Über 1000 historische japanische Holzschnitte aus der einmaligen Sammlung des MKG sind auch nach Ende der Ausstellung jederzeit in der MKG Sammlung Online zugänglich. Die Abbildungen sind gemeinfrei und können für private, wissenschaftliche, kommerzielle und kreative Zwecke geteilt, heruntergeladen, bearbeitet und ausgedruckt werden.
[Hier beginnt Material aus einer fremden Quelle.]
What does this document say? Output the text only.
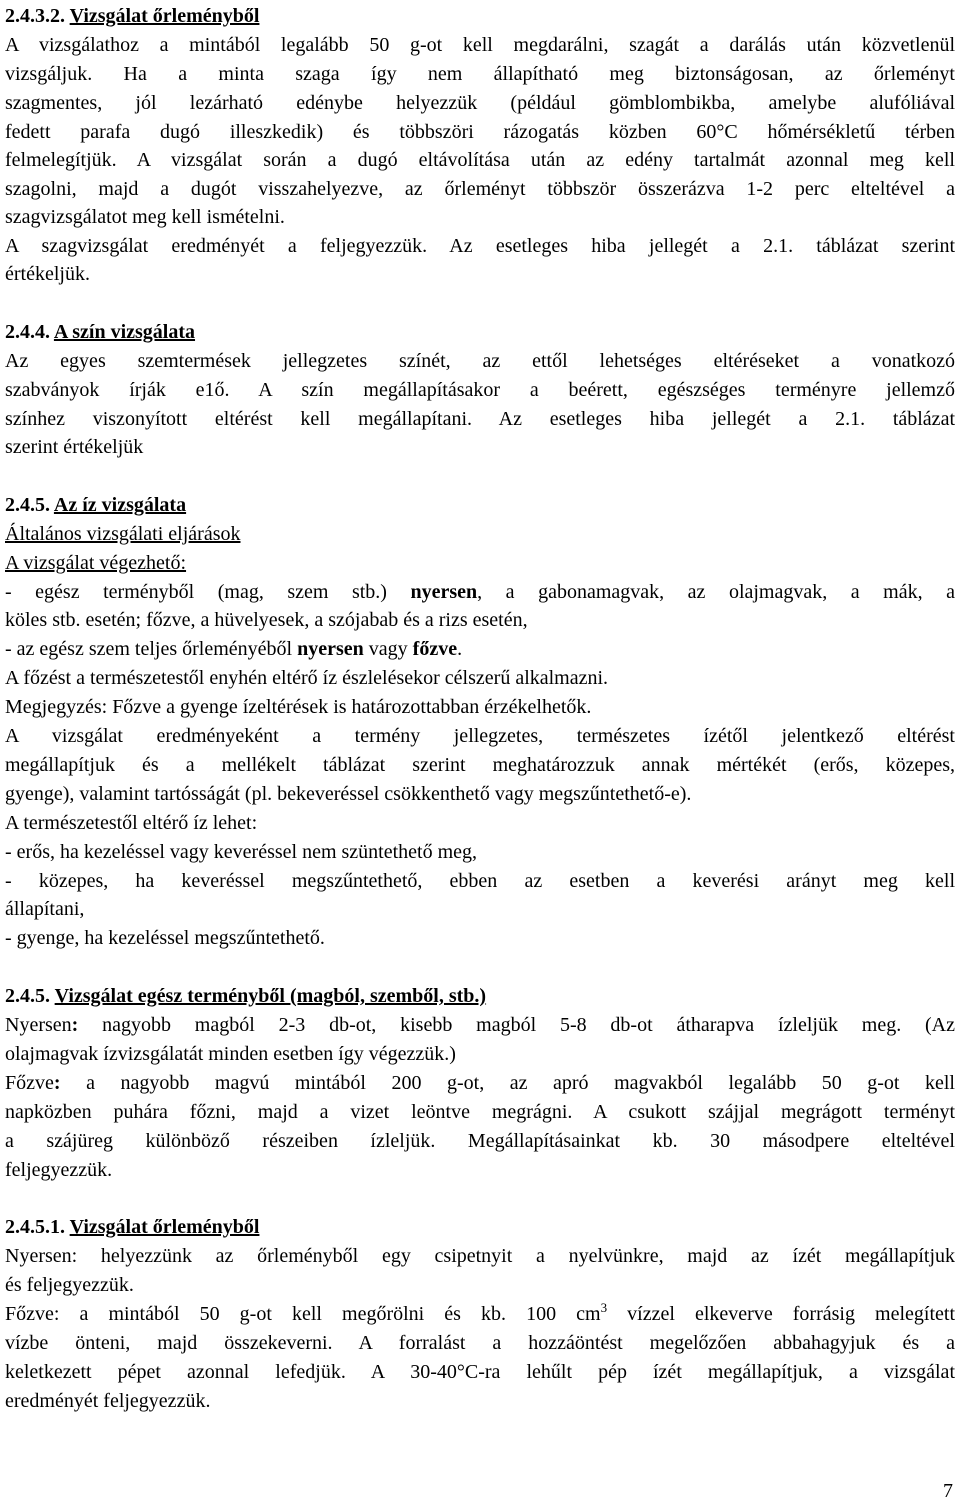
2.4.3.2. Vizsgálat őrleményből
A vizsgálathoz a mintából legalább 50 g-ot kell megdarálni, szagát a darálás után közvetlenül
vizsgáljuk. Ha a minta szaga így nem állapítható meg biztonságosan, az őrleményt
szagmentes, jól lezárható edénybe helyezzük (például gömblombikba, amelybe alufóliával
fedett parafa dugó illeszkedik) és többszöri rázogatás közben 60°C hőmérsékletű térben
felmelegítjük. A vizsgálat során a dugó eltávolítása után az edény tartalmát azonnal meg kell
szagolni, majd a dugót visszahelyezve, az őrleményt többször összerázva 1-2 perc elteltével a
szagvizsgálatot meg kell ismételni.
A szagvizsgálat eredményét a feljegyezzük. Az esetleges hiba jellegét a 2.1. táblázat szerint
értékeljük.
2.4.4. A szín vizsgálata
Az egyes szemtermések jellegzetes színét, az ettől lehetséges eltéréseket a vonatkozó
szabványok írják e1ő. A szín megállapításakor a beérett, egészséges terményre jellemző
színhez viszonyított eltérést kell megállapítani. Az esetleges hiba jellegét a 2.1. táblázat
szerint értékeljük
2.4.5. Az íz vizsgálata
Általános vizsgálati eljárások
A vizsgálat végezhető:
- egész terményből (mag, szem stb.) nyersen, a gabonamagvak, az olajmagvak, a mák, a
köles stb. esetén; főzve, a hüvelyesek, a szójabab és a rizs esetén,
- az egész szem teljes őrleményéből nyersen vagy főzve.
A főzést a természetestől enyhén eltérő íz észlelésekor célszerű alkalmazni.
Megjegyzés: Főzve a gyenge ízeltérések is határozottabban érzékelhetők.
A vizsgálat eredményeként a termény jellegzetes, természetes ízétől jelentkező eltérést
megállapítjuk és a mellékelt táblázat szerint meghatározzuk annak mértékét (erős, közepes,
gyenge), valamint tartósságát (pl. bekeveréssel csökkenthető vagy megszűntethető-e).
A természetestől eltérő íz lehet:
- erős, ha kezeléssel vagy keveréssel nem szüntethető meg,
- közepes, ha keveréssel megszűntethető, ebben az esetben a keverési arányt meg kell
állapítani,
- gyenge, ha kezeléssel megszűntethető.
2.4.5. Vizsgálat egész terményből (magból, szemből, stb.)
Nyersen: nagyobb magból 2-3 db-ot, kisebb magból 5-8 db-ot átharapva ízleljük meg. (Az
olajmagvak ízvizsgálatát minden esetben így végezzük.)
Főzve: a nagyobb magvú mintából 200 g-ot, az apró magvakból legalább 50 g-ot kell
napközben puhára főzni, majd a vizet leöntve megrágni. A csukott szájjal megrágott terményt
a szájüreg különböző részeiben ízleljük. Megállapításainkat kb. 30 másodpere elteltével
feljegyezzük.
2.4.5.1. Vizsgálat őrleményből
Nyersen: helyezzünk az őrleményből egy csipetnyit a nyelvünkre, majd az ízét megállapítjuk
és feljegyezzük.
Főzve: a mintából 50 g-ot kell megőrölni és kb. 100 $cm^3$ vízzel elkeverve forrásig melegített
vízbe önteni, majd összekeverni. A forralást a hozzáöntést megelőzően abbahagyjuk és a
keletkezett pépet azonnal lefedjük. A 30-40°C-ra lehűlt pép ízét megállapítjuk, a vizsgálat
eredményét feljegyezzük.
7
Utagawa Kuniyoshi, „Ich will das Nächste sehen!“, Japan, Edo, 1852 Farbholzschnitt

Die Geburt des Comics

Die Bildergeschichte von Hishikawa Moronobu über den Dämon Shuten Dōji aus der Zeit um 1680 ist eines der ersten Beispiele für eine in Bildsequenzen erzählte, gedruckte Geschichte. Während des 17. Jahrhunderts etabliert sich in Japan ein kommerzielles Verlagswesen. Nach den ersten illustrierten Büchern für einen größeren Leserkreis erfindet man in der Millionenstadt Edo (heute Tokio) einen neuen Buchtyp für die konsumorientierte Bevölkerung: kibyōshi – benannt nach ihrem gelben Einband – sind populäre Bildergeschichten in erschwinglichen Heften im kleinen Format. Durch ihren Erfolg entwickelt sich eine Unterhaltungsindustrie, die in immer schneller auf das Verlangen nach neuen Reizen reagiert. Die Künstler verwenden für ihre Geschichten Bild-Text-Kombinationen, symbolhafte Chiffren, experimentelle Erzählstrategien und verkürzte Darstellungsformen. Mit diesen Gestaltungsmitteln inszenieren sie Dynamik und Spannung, die sich später in den modernen japanischen Comics wiederfinden. Die starke Typisierung der Figuren gewährleistet damals wie heute einen hohen visuellen Wiedererkennungswert.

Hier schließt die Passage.